In an op-ed published yesterday by the Iowa City Press-Citizen, Diversity Focus’ Gabe Erickson asks, “Why is Rachel Dolezal held to a different principle than Bruce Jenner?” The article continues: “No one said Bruce is falsely portraying himself as a woman or called him a fraud.”
(That, in fact, is not true.)
Erickson’s op-ed begins like so: “I feel like a black man…therefore I am black.” That’s quickly revealed to be a specious claim, but I’m not sure how he, the Director of Communications and Media Affairs for Diversity Focus, managed to convince himself of its harmlessness. It is, at the very least, dubious rhetoric — pathos dressed up as a cool, ironic appeal to reason. At worst, it is triggering, insensitive and troubling.
Mr. Erickson: Much like the time you, a white man, decided that prejudice was a-ok — nothing about your opinion on the experience of women, black or white, cis or trans, is relevant. That said, a lot of thoughtful folks have written some stellar blog posts and essays answering the questions you raise. So here’s a reading list, delivered with love, to help you work through all the reasons why Rachel Dolezal’s decades-long stint in blackface is neither acceptable nor comparable to Caitlyn Jenner’s gender transition.
Think of this as a mixtape for your heart and mind:
1. Here’s Ryan Cooper over at The Week: “Gender and race are social constructs to a great degree, but not equally so. In particular, gender is more deeply rooted in one’s own mind, while race is more forcibly imposed by the surrounding society…it’s fair to say there is a difference in weighting.”
2. Here’s a great interview with Robin DiAngleo (a white woman who gets it) on white fragility: “I do atypical work for a white person, which is that I lead primarily white audiences in discussions on race every day, in workshops all over the country. That has allowed me to observe very predictable patterns. And one of those patterns is this inability to tolerate any kind of challenge to our racial reality. We shut down or lash out or in whatever way possible block any reflection from taking place.”

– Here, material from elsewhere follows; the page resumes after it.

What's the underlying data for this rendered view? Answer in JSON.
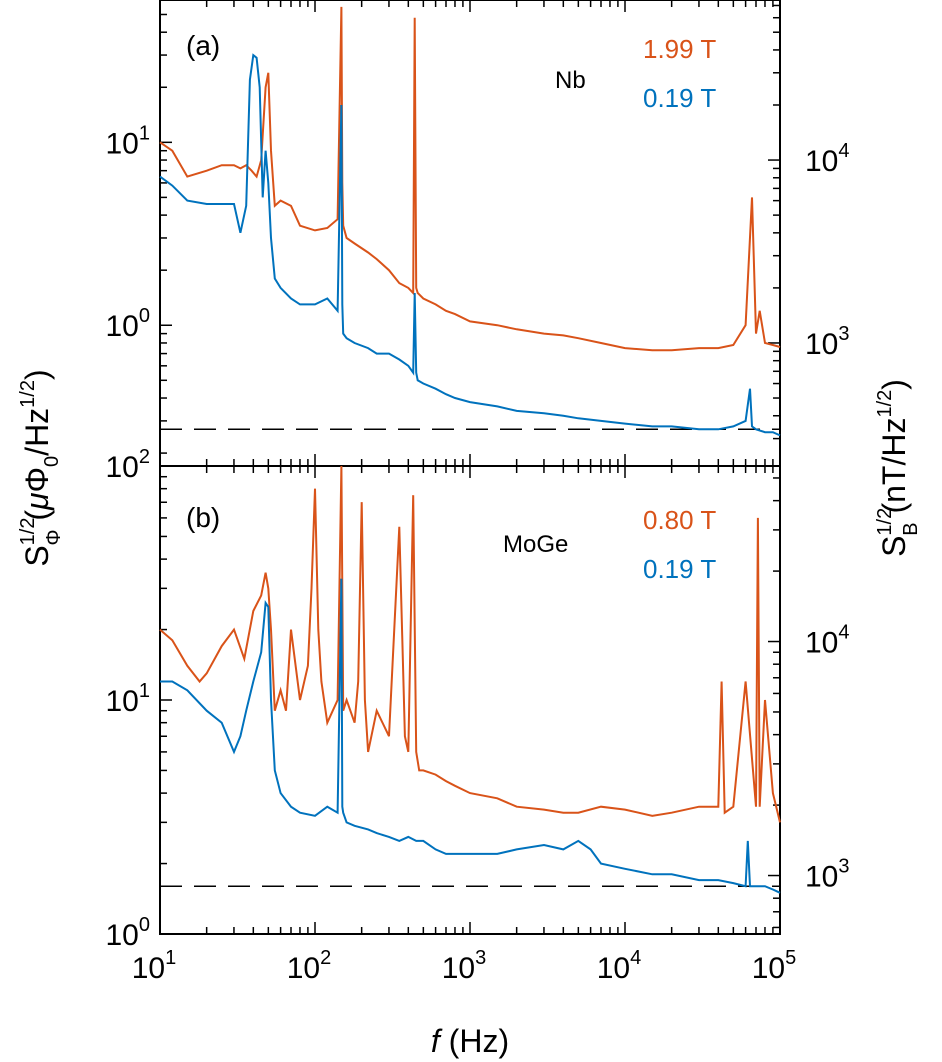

3. And here’s the article in which Ms. DiAngelo coined the term.
4. Here’s a super smart tumblr!
5. Here’s Will Wilkinson writing for The Economist: “The gap between the lived experience of black and white Americans remains so wide, and so unjust, that the attempt of whites to cross the racial divide, and to live as blacks do, seems impossible. It is offensive for a white American to represent herself as black, for now, because it diminishes the enormity of that gap by implying that it has, in fact, been crossed.“
6. Here’s a very important Facebook post: “[This] is triggering for many, especially black women, and it’s ok for us to rightfully respond to seeing ourselves dissected and worn by someone who is then PRAISED for wearing black women, all while being a black woman is shit upon.”
7. And here’s an article with a similar focus: “We as Black people don’t even have choice in which race we can identify as—that’s something only White people can do. As Black people, we’re automatically branded by society based on our phenotypical features, our class, life experiences, etc. That’s the whole damn reason why White people created the concept of race and its resultant oppression on marginalized people of color in the first damn place. I guess Ms. Dolezal never learned that in all her years at Howard?”

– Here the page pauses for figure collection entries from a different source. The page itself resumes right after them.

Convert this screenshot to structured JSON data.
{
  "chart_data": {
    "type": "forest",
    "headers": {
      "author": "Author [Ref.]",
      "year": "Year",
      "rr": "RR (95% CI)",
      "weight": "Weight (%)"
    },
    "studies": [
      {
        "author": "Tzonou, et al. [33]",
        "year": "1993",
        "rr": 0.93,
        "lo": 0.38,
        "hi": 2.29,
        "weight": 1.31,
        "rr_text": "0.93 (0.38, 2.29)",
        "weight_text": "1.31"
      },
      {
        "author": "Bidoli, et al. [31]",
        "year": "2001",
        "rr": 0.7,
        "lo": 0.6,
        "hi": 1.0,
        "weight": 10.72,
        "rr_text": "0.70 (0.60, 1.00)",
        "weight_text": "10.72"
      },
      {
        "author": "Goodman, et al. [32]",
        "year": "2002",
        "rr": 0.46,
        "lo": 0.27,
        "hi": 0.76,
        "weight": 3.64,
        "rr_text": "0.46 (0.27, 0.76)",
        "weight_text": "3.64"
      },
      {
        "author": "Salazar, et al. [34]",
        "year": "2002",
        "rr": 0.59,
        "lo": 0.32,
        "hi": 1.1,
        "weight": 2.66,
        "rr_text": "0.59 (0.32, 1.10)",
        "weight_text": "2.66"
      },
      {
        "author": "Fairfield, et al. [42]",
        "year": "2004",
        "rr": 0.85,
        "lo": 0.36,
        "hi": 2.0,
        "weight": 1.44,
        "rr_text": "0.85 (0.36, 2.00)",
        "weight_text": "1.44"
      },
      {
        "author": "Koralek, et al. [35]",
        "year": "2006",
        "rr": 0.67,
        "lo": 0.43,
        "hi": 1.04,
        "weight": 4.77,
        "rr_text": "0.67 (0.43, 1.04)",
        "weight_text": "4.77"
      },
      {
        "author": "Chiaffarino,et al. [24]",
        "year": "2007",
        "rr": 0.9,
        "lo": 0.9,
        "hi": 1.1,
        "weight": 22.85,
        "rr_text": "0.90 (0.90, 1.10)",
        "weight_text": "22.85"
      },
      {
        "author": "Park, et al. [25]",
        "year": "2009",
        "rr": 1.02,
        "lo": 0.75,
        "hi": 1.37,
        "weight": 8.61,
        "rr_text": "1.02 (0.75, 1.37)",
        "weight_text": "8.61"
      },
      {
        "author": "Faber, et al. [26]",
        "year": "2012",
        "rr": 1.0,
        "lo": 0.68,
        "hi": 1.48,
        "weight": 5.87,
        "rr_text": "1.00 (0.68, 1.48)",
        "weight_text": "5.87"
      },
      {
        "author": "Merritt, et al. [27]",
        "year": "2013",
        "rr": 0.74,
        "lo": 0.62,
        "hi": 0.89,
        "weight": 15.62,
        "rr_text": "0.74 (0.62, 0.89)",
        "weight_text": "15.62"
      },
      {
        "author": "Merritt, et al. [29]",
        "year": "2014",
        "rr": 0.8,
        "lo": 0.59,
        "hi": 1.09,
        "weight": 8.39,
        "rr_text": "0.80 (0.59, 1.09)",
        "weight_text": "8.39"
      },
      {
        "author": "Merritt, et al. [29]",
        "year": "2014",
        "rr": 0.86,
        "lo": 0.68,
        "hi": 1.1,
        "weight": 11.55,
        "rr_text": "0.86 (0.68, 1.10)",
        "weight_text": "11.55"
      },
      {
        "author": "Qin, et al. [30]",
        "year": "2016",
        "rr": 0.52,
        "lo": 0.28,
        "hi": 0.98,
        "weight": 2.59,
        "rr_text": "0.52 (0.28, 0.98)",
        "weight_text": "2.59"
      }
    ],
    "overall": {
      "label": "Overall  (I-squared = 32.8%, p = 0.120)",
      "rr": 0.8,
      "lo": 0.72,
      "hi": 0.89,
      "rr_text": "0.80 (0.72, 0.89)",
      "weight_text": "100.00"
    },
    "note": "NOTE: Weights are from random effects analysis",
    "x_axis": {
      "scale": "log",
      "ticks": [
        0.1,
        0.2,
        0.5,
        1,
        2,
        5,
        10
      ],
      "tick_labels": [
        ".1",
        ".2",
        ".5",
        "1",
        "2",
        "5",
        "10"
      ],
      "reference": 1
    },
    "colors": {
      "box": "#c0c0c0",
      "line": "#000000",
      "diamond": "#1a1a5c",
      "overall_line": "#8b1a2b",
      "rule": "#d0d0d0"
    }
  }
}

8. Here’s a wonderful essay about what transcracialism actually means — you know, as in transracial adoption: “The conversations around and flippant use of “transracial” to describe Ms. Dolezal’s deception (and lets be clear she has lied, profited from that lie, garnered a privileged position and has no plans to stop calling herself Black.) have been particularly triggering for me. I am a woman who through taking courses in and teaching Black Feminist Theory found solace, healing, inspiration in those sacred spaces. I am a Black woman who found my way back to the community I was taken from. The community that was the first to tell me I was beautiful when all I experienced was rejection and shame about my skin color and hair texture. As a Black woman who discovered that Black diaspora celebrated and embraced my very particular transracial adopted hybridity — I’m angry at the dismissal of my identity and at the very real glorification of Ms. Dolezal’s.”
9. And another, explaining why Dolezal’s appropriation of the term is hella problematic: “Dolezal and others have perpetuated the false notion that a person can simply choose to identify as a different race or ethnicity. As extensive evidence-based research and first-person narratives have shown, we do not live in a so-called “post-racial society.” Damaging forces like racism make it virtually impossible for those with black or brown bodies to simply “put on” or “take off” race in the same or similar manner that Dolezal has employed. For transracial adoptees, navigating and negotiating the racism in our families, schools, and communities is a regular and compulsory part of our lives.”
10. Here’s an article about some trauma recently faced by black women in America: “Six black women were shot to death during a community prayer service by a young white man who allegedly declared: ‘You rape our women.’”
And finally, here’s a link to the Amazon page for Bliss Broyard’s book One Drop, about her father Anatole Broyard’s racial “passing” and the devastating effect it had on their family. In the interest of supporting local businesses, though, I took the liberty of calling Prairie Lights to see if they had a copy in stock. They didn’t, so I ordered one for you. You can pick it up next Thursday.